Ok, I just had a nice chat with Cleave.

He confirmed that I should expect a box temp of up to about 24 degrees with this system, and that anything under 28-29 is just fine for a freezer. I don't know. I would like it to be colder, that's for sure. Maybe we won't lose food, but it still seems awfully high to me.

The refrigerant/settings that they are using are only capable of bringing the plates down to about 0 (!?).

We're going to mess around with it a little bit. I suppose that I can live with softer ice cream if we can get the amp use down to within reasonable limits. The issue currently is that we're using a TON of power even with the higher box temp.

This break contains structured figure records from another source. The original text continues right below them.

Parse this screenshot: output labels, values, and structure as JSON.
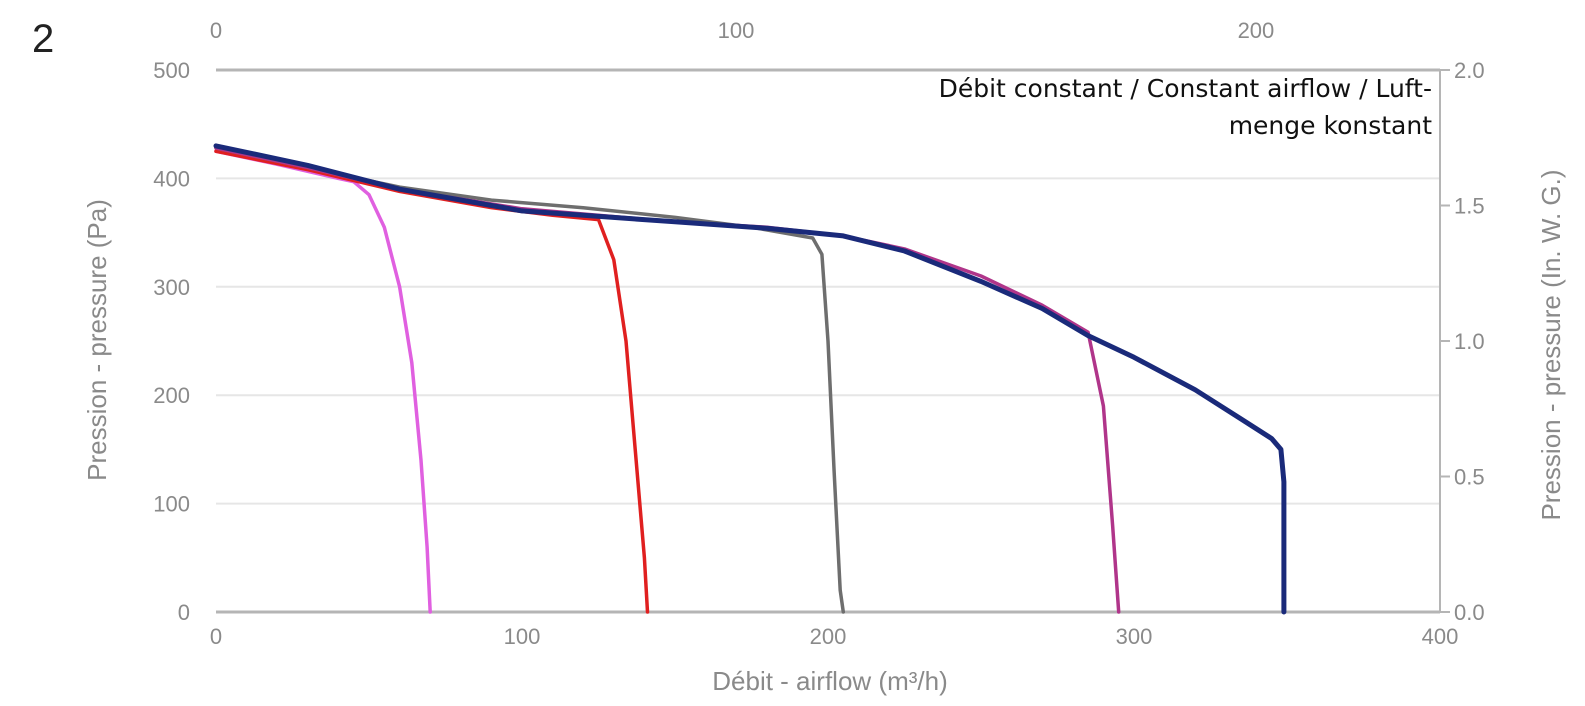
{
  "panel_label": "2",
  "chart_data": {
    "type": "line",
    "annotation": [
      "Débit constant / Constant airflow / Luft-",
      "menge konstant"
    ],
    "xlabel": "Débit - airflow (m³/h)",
    "ylabel": "Pression - pressure (Pa)",
    "y2label": "Pression - pressure (In. W. G.)",
    "xlim": [
      0,
      400
    ],
    "ylim": [
      0,
      500
    ],
    "x2lim": [
      0,
      235.4
    ],
    "y2lim": [
      0,
      2.0
    ],
    "xticks": [
      0,
      100,
      200,
      300,
      400
    ],
    "yticks": [
      0,
      100,
      200,
      300,
      400,
      500
    ],
    "x2ticks": [
      0,
      100,
      200
    ],
    "y2ticks": [
      "0.0",
      "0.5",
      "1.0",
      "1.5",
      "2.0"
    ],
    "grid": "horizontal",
    "legend": "none",
    "series": [
      {
        "color": "#e060e0",
        "points": [
          [
            0,
            425
          ],
          [
            20,
            413
          ],
          [
            40,
            400
          ],
          [
            45,
            397
          ],
          [
            50,
            385
          ],
          [
            55,
            355
          ],
          [
            60,
            300
          ],
          [
            64,
            230
          ],
          [
            67,
            140
          ],
          [
            69,
            60
          ],
          [
            70,
            0
          ]
        ]
      },
      {
        "color": "#e02020",
        "points": [
          [
            0,
            425
          ],
          [
            30,
            408
          ],
          [
            60,
            388
          ],
          [
            90,
            373
          ],
          [
            110,
            366
          ],
          [
            125,
            362
          ],
          [
            130,
            325
          ],
          [
            134,
            250
          ],
          [
            137,
            150
          ],
          [
            140,
            50
          ],
          [
            141,
            0
          ]
        ]
      },
      {
        "color": "#6e6e6e",
        "points": [
          [
            0,
            428
          ],
          [
            30,
            410
          ],
          [
            60,
            392
          ],
          [
            90,
            380
          ],
          [
            120,
            373
          ],
          [
            150,
            364
          ],
          [
            175,
            355
          ],
          [
            195,
            345
          ],
          [
            198,
            330
          ],
          [
            200,
            250
          ],
          [
            202,
            130
          ],
          [
            204,
            20
          ],
          [
            205,
            0
          ]
        ]
      },
      {
        "color": "#b0358a",
        "points": [
          [
            0,
            428
          ],
          [
            30,
            410
          ],
          [
            60,
            390
          ],
          [
            100,
            372
          ],
          [
            150,
            360
          ],
          [
            180,
            355
          ],
          [
            205,
            347
          ],
          [
            225,
            335
          ],
          [
            250,
            310
          ],
          [
            270,
            283
          ],
          [
            285,
            258
          ],
          [
            290,
            190
          ],
          [
            293,
            80
          ],
          [
            295,
            0
          ]
        ]
      },
      {
        "color": "#1a2a7a",
        "points": [
          [
            0,
            430
          ],
          [
            30,
            412
          ],
          [
            60,
            390
          ],
          [
            100,
            370
          ],
          [
            150,
            360
          ],
          [
            180,
            354
          ],
          [
            205,
            347
          ],
          [
            225,
            333
          ],
          [
            250,
            305
          ],
          [
            270,
            280
          ],
          [
            285,
            255
          ],
          [
            300,
            235
          ],
          [
            320,
            205
          ],
          [
            335,
            178
          ],
          [
            345,
            160
          ],
          [
            348,
            150
          ],
          [
            349,
            120
          ],
          [
            349,
            50
          ],
          [
            349,
            0
          ]
        ]
      }
    ]
  }
}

Typically when offshore, I wind up running the engine from about 1.5 to 2 hours per day to charge. On our transatlantic, our engine time basically doubled. The SF system is the only change in our electrical profile. The pilot might have been working a bit harder than in lower latitudes, but the additional draw of the rougher weather does not account for this change.

I did mention this in my first post. The box is about 6cf. The plates are both frosting up top to bottom. I don't have empirical data on insulation of the box, but we were in the tropics for over a year with the same boxes and no issues with excessive power draw from the GB system.

Now, on the customer service front, SF has been great. No problems with Sea Frost at all. He offered to swap out the freezer compressor with a different one using a different refrigerant/higher capacity for just the cost of shipping if I can't get this thing working in a way that's satisfactory.

I'm a little bummed that we didn't go this route in the first place, but it's possible that I didn't explain things well enough to the installers in Charleston. Anyway, I'm sure we'll get there.